A man picked up and Cucinelli explained she's a 911 call-taker. The man wondered why she called and she said the emergency speed-dial button on his phone must have been pressed. He told her the phone was in a bag. She asked if he had an emergency. He said no. They disconnected.
Spoerl said this happens all the time. He calls them pocket calls.
"They increase in the winter," he said. His primary service area includes two ski resorts, Stowe and Smuggler's Notch, which attract lots of visitors carrying cell phones. The 911 speed dial button is pushed accidentally, he said, "and you hear them laughing on the lift."
Accidental calls are just one of the challenges posed by the increasingly popular cellular telephones. In 2002, 40 percent of all 911 calls came from wireless telephones that weren't tied to any address.
Federal law and regulations require wireless telephone companies to upgrade their technology so enhanced 911 systems will be able to hone in on a caller's location. The systems are ready, but the age of a hand set will determine if a caller's phone provides the critical information.
The oldest cellular telephones transmit no information about a caller's location; a subsequent generation of phones provide data about the transmission tower nearest to the caller.
Many of the newest phones are equipped with global positioning chips, said Richard Enright, director of engineering for Verizon Wireless in New England. "They allow the system to find you within 50 feet."
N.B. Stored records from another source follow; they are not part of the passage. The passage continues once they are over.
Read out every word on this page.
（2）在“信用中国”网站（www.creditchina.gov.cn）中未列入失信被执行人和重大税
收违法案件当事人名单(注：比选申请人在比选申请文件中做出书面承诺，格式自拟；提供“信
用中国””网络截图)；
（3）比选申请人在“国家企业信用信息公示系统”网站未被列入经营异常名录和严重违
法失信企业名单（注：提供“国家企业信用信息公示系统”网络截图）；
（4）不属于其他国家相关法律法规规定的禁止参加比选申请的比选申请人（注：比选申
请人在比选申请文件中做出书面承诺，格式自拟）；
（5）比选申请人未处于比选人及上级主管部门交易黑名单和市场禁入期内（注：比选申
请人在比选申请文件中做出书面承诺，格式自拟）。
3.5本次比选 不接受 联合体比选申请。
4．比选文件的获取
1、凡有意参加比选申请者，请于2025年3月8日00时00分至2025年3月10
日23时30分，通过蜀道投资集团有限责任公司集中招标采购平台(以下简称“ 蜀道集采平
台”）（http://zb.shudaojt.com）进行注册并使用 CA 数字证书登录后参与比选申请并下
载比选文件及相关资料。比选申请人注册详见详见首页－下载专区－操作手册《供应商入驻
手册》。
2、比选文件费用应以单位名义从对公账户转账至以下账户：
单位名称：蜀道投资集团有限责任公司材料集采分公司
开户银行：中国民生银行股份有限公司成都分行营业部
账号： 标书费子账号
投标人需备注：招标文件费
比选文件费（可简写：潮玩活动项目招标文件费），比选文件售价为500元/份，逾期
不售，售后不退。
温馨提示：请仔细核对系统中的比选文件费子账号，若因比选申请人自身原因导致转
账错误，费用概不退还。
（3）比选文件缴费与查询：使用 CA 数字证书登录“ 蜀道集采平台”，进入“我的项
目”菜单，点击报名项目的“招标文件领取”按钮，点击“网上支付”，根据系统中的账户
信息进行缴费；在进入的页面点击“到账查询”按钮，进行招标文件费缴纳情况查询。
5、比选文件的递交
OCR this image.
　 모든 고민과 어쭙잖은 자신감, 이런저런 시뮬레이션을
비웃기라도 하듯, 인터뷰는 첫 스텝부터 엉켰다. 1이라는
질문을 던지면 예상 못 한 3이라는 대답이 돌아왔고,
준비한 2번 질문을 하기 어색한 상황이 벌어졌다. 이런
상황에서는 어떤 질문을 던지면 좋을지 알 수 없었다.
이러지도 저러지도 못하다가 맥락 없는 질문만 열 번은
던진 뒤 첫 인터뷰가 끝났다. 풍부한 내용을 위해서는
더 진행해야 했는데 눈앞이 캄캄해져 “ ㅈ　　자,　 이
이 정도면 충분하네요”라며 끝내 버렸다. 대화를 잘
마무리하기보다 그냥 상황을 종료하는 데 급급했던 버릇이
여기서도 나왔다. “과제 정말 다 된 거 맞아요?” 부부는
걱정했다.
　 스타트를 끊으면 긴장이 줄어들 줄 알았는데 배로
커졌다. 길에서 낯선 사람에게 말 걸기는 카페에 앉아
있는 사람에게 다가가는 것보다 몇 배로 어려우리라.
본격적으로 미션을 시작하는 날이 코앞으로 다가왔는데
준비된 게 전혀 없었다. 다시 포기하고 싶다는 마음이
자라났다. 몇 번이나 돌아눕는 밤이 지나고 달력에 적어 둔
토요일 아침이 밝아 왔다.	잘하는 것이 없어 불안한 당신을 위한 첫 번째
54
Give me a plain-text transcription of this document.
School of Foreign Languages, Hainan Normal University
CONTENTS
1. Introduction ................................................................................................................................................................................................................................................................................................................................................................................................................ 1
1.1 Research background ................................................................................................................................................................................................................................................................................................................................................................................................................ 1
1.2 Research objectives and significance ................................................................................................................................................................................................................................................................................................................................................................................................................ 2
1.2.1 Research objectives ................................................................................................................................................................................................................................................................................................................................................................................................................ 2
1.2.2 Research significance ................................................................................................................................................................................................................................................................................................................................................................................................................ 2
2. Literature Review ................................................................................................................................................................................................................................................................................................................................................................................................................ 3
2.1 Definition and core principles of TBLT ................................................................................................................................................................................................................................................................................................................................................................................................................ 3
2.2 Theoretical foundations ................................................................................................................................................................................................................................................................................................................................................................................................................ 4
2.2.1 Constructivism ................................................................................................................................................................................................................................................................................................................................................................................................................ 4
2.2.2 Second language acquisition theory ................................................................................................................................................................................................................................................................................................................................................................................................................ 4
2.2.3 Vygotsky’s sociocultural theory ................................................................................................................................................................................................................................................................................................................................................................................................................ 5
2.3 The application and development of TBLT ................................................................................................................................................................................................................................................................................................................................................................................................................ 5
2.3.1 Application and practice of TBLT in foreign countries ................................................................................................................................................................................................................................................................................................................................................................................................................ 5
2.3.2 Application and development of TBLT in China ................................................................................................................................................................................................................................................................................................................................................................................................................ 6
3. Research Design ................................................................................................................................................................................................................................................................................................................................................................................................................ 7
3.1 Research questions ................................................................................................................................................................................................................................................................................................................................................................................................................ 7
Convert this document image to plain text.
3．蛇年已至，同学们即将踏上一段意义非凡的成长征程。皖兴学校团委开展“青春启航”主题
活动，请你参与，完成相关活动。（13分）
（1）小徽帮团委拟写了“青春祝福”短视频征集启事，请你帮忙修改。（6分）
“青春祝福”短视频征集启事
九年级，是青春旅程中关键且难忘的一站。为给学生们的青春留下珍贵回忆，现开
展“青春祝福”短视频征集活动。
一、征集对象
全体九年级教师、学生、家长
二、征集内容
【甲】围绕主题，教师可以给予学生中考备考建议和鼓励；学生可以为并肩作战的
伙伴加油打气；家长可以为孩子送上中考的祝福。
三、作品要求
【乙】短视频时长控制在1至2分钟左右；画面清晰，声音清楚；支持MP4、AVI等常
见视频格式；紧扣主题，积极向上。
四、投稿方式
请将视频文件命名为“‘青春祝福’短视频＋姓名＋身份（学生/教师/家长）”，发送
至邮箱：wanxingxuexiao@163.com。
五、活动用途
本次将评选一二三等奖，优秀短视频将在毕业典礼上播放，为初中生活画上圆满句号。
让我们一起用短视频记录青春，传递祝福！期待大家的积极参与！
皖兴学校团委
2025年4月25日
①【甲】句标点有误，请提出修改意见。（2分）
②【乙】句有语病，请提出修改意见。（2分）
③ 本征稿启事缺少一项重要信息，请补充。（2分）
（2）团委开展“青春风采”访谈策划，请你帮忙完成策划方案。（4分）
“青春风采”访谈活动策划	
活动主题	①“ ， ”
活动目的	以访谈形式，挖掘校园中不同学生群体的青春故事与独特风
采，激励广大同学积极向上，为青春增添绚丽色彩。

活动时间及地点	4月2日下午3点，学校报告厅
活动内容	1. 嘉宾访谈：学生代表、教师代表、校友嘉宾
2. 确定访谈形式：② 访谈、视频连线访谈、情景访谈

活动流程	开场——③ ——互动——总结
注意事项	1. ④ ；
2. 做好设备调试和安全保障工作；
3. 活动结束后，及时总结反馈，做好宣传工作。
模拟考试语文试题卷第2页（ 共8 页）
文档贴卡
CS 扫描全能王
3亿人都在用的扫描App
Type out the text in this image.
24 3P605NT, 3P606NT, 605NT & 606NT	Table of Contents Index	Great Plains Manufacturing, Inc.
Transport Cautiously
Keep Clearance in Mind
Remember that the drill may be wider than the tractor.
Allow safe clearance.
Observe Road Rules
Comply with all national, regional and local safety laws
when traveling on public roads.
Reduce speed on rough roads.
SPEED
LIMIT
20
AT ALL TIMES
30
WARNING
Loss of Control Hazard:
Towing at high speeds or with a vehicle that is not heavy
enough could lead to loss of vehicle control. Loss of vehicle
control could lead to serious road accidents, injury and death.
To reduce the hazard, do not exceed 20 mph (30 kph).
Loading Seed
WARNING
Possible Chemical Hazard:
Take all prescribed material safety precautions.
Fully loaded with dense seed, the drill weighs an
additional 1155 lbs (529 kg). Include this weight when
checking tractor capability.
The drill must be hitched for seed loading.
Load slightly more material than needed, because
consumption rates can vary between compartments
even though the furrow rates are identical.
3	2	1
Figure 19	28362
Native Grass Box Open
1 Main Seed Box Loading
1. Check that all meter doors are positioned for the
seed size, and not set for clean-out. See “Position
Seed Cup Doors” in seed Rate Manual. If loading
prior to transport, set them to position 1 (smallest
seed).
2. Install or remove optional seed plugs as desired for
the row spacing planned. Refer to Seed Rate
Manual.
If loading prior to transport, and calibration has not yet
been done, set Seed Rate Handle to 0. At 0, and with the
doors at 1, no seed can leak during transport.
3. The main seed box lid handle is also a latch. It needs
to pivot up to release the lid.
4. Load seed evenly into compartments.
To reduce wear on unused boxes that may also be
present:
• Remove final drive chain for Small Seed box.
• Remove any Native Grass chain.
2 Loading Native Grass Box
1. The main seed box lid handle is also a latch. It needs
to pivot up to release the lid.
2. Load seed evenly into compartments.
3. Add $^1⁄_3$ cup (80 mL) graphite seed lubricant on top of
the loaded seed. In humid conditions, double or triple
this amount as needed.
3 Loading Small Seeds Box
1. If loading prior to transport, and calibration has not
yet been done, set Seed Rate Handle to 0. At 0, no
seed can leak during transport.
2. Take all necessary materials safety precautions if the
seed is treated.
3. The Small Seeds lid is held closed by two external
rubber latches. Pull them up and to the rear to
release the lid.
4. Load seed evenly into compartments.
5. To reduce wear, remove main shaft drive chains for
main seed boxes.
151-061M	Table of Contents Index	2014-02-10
Bailey says cellular callers will continue to need to know where they are when they call 911. Even if their telephone has the latest technology, she said, "there are going to be reasons why we won't get good location information. Wireless technology is a radio. It is subject to all the limitations of radio signals."
Cellular benefits
Wireless telephones have provided their owners with a fast link to the 911 system, no matter where they are.
Sheriff Marcoux said cell phones allow emergency responders to move much more quickly in cases of missing hikers and skiers. "We don't have to wait three to four hours to see that they are lost," he said. "These people are calling when they feel they are lost."
Motorists with cellular phones have also become the eyes for emergency services on back roads and state highways -- but there's a downside.
On one of last week's inclement afternoons, motorists used cellular phones to pepper the Williston call center with reports of car crashes. Cucinelli handled several calls about vehicles in the median of Interstate 91 near Springfield. She tried to sort out whether people were reporting the same or different crashes. It was a challenge.
Brent, in South Burlington, said some emergency responders are called to the same scenes three and four times because of repeated reports from good Samaritan motorists. He and others have talked about using yellow caution tape to wrap up checked-out vehicles "like a Christmas present."
"We are trying to do something that makes it extremely obvious," he said, "that it is a car that has been checked."
New horizons
Bailey said people often ask her what is left to do, now that the E-911 system is up and running.
"As long as people are continuing to build new structures, as long as technology is developing, there's work left to be done," she said.
Even after five years, some communities have yet to complete matches between addresses and telephone numbers. Where development is brisk, local officials struggle to keep up.
The E-911 board's annual report identified the continuing challenge of phone networks at businesses, schools and resorts. These often fail to provide any information about a call's origin on a campus.
Bailey said the next challenge is to make sure the 911 system links with telecommunications systems in people's computers. She's confident of success.
"We built the system with the future in mind," she said.